Choking is the fourth leading cause of unintentional injury death in the United States. In 2022, 5,553 people died from choking, with death rates climbing sharply after age 71. That age-related spike isn’t random. It reflects real changes in swallowing physiology that come with aging.
Age-Related Swallowing Changes
Healthy aging brings a set of changes to the swallowing mechanism sometimes called presbyphagia. These include slower initiation of the pharyngeal swallow, weaker muscle contractions, reduced control of the food in the mouth, and less effective clearing of food from the throat. The upper esophageal sphincter may not open as fully.

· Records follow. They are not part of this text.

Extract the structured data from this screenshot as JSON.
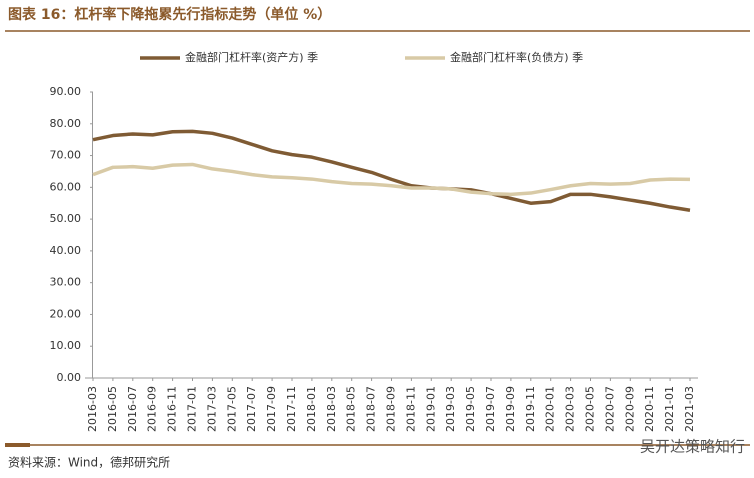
{
  "header": {
    "title": "图表 16：杠杆率下降拖累先行指标走势（单位 %）"
  },
  "chart_data": {
    "type": "line",
    "categories": [
      "2016-03",
      "2016-05",
      "2016-07",
      "2016-09",
      "2016-11",
      "2017-01",
      "2017-03",
      "2017-05",
      "2017-07",
      "2017-09",
      "2017-11",
      "2018-01",
      "2018-03",
      "2018-05",
      "2018-07",
      "2018-09",
      "2018-11",
      "2019-01",
      "2019-03",
      "2019-05",
      "2019-07",
      "2019-09",
      "2019-11",
      "2020-01",
      "2020-03",
      "2020-05",
      "2020-07",
      "2020-09",
      "2020-11",
      "2021-01",
      "2021-03"
    ],
    "series": [
      {
        "name": "金融部门杠杆率(资产方) 季",
        "color": "#7f5b34",
        "values": [
          75,
          76.3,
          76.8,
          76.5,
          77.5,
          77.6,
          77,
          75.5,
          73.5,
          71.5,
          70.3,
          69.5,
          68,
          66.3,
          64.7,
          62.5,
          60.5,
          59.8,
          59.5,
          59.2,
          58,
          56.5,
          55,
          55.5,
          57.8,
          57.8,
          57,
          56,
          55,
          53.8,
          52.8
        ]
      },
      {
        "name": "金融部门杠杆率(负债方) 季",
        "color": "#d8caa6",
        "values": [
          64,
          66.3,
          66.5,
          66,
          67,
          67.2,
          65.8,
          65,
          64,
          63.3,
          63,
          62.6,
          61.8,
          61.2,
          61,
          60.5,
          59.8,
          59.8,
          59.5,
          58.5,
          58,
          57.8,
          58.2,
          59.3,
          60.5,
          61.2,
          61,
          61.2,
          62.3,
          62.6,
          62.5
        ]
      }
    ],
    "ylim": [
      0,
      90
    ],
    "yticks": [
      {
        "value": 0,
        "label": "0.00"
      },
      {
        "value": 10,
        "label": "10.00"
      },
      {
        "value": 20,
        "label": "20.00"
      },
      {
        "value": 30,
        "label": "30.00"
      },
      {
        "value": 40,
        "label": "40.00"
      },
      {
        "value": 50,
        "label": "50.00"
      },
      {
        "value": 60,
        "label": "60.00"
      },
      {
        "value": 70,
        "label": "70.00"
      },
      {
        "value": 80,
        "label": "80.00"
      },
      {
        "value": 90,
        "label": "90.00"
      }
    ],
    "legend": "top"
  },
  "footer": {
    "source": "资料来源：Wind，德邦研究所",
    "watermark": "吴开达策略知行"
  }
}
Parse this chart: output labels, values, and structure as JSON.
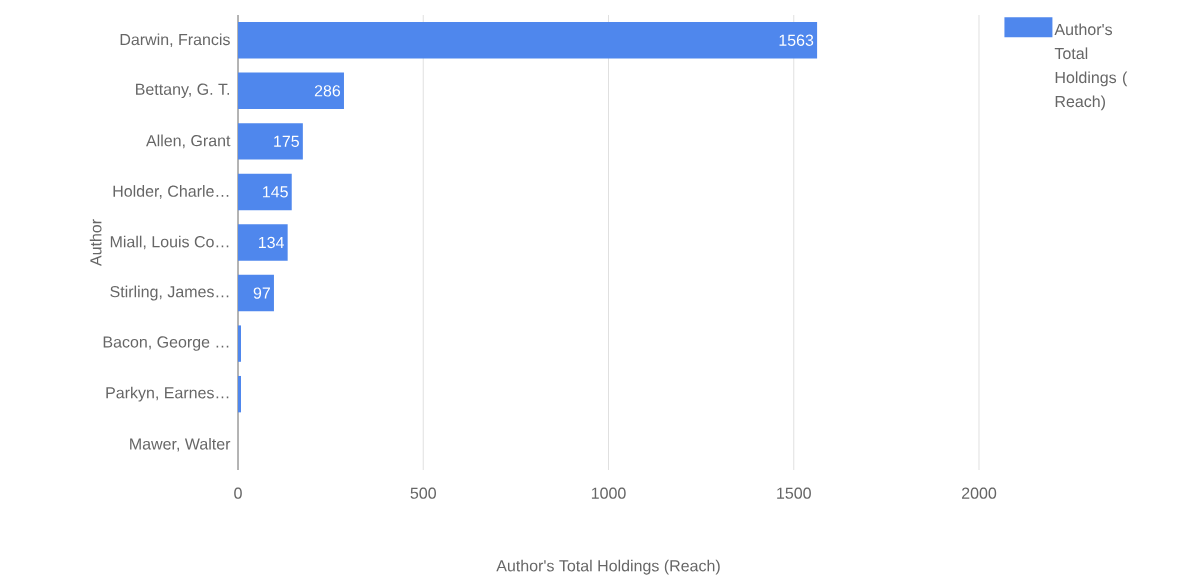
{
  "chart_data": {
    "type": "bar",
    "orientation": "horizontal",
    "categories": [
      "Darwin, Francis",
      "Bettany, G. T.",
      "Allen, Grant",
      "Holder, Charle…",
      "Miall, Louis Co…",
      "Stirling, James…",
      "Bacon, George …",
      "Parkyn, Earnes…",
      "Mawer, Walter"
    ],
    "series": [
      {
        "name": "Author's Total Holdings ( Reach)",
        "color": "#4f87ed",
        "values": [
          1563,
          286,
          175,
          145,
          134,
          97,
          8,
          8,
          0
        ],
        "value_labels": [
          "1563",
          "286",
          "175",
          "145",
          "134",
          "97",
          null,
          null,
          null
        ]
      }
    ],
    "xlim": [
      0,
      2000
    ],
    "xticks": [
      0,
      500,
      1000,
      1500,
      2000
    ],
    "xlabel": "Author's Total Holdings (Reach)",
    "ylabel": "Author",
    "grid": "x",
    "legend": "top right"
  }
}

None of these changes necessarily cause problems on their own, but they reduce the margin of safety. An illness, a new medication, or general muscle loss can push age-related slowing into genuine swallowing difficulty.
Medical Conditions That Increase Risk
Dysphagia, the clinical term for swallowing difficulty, is linked to a range of conditions. Stroke is one of the most common causes because it can damage the brainstem areas that coordinate swallowing. Neuromuscular diseases, head and neck cancers (and radiation treatment for them), dementia, and general muscle wasting all impair the system. Research shows that people with dysphagia have roughly 2.5 times the risk of developing aspiration pneumonia, a lung infection caused by bacteria carried into the airways with aspirated food or saliva. Mortality risk also rises significantly.
Muscle weakness and sarcopenia (progressive loss of muscle mass) are now recognized as direct contributors to swallowing problems in older adults. The muscles that lift the larynx, close the vocal folds, and squeeze food through the pharynx are all skeletal muscles. When they weaken, every step of the protective sequence becomes less reliable.
The Soft Palate’s Supporting Role
While the structures described above protect the airway below, the soft palate protects the nasal passages above. During swallowing, the soft palate rises to seal off the nasopharynx, the space connecting your throat to your nose. Without this, food and liquid would be pushed upward into your nasal cavity every time you swallowed. This is why people sometimes get liquid “coming out their nose” when they laugh or cough while drinking. The soft palate didn’t have time to close properly.
Together, these upper and lower seals turn the pharynx into a one-way chute during the brief moment of swallowing: the nasal cavity is blocked above, the airway is sealed below, and the only open path leads into the esophagus.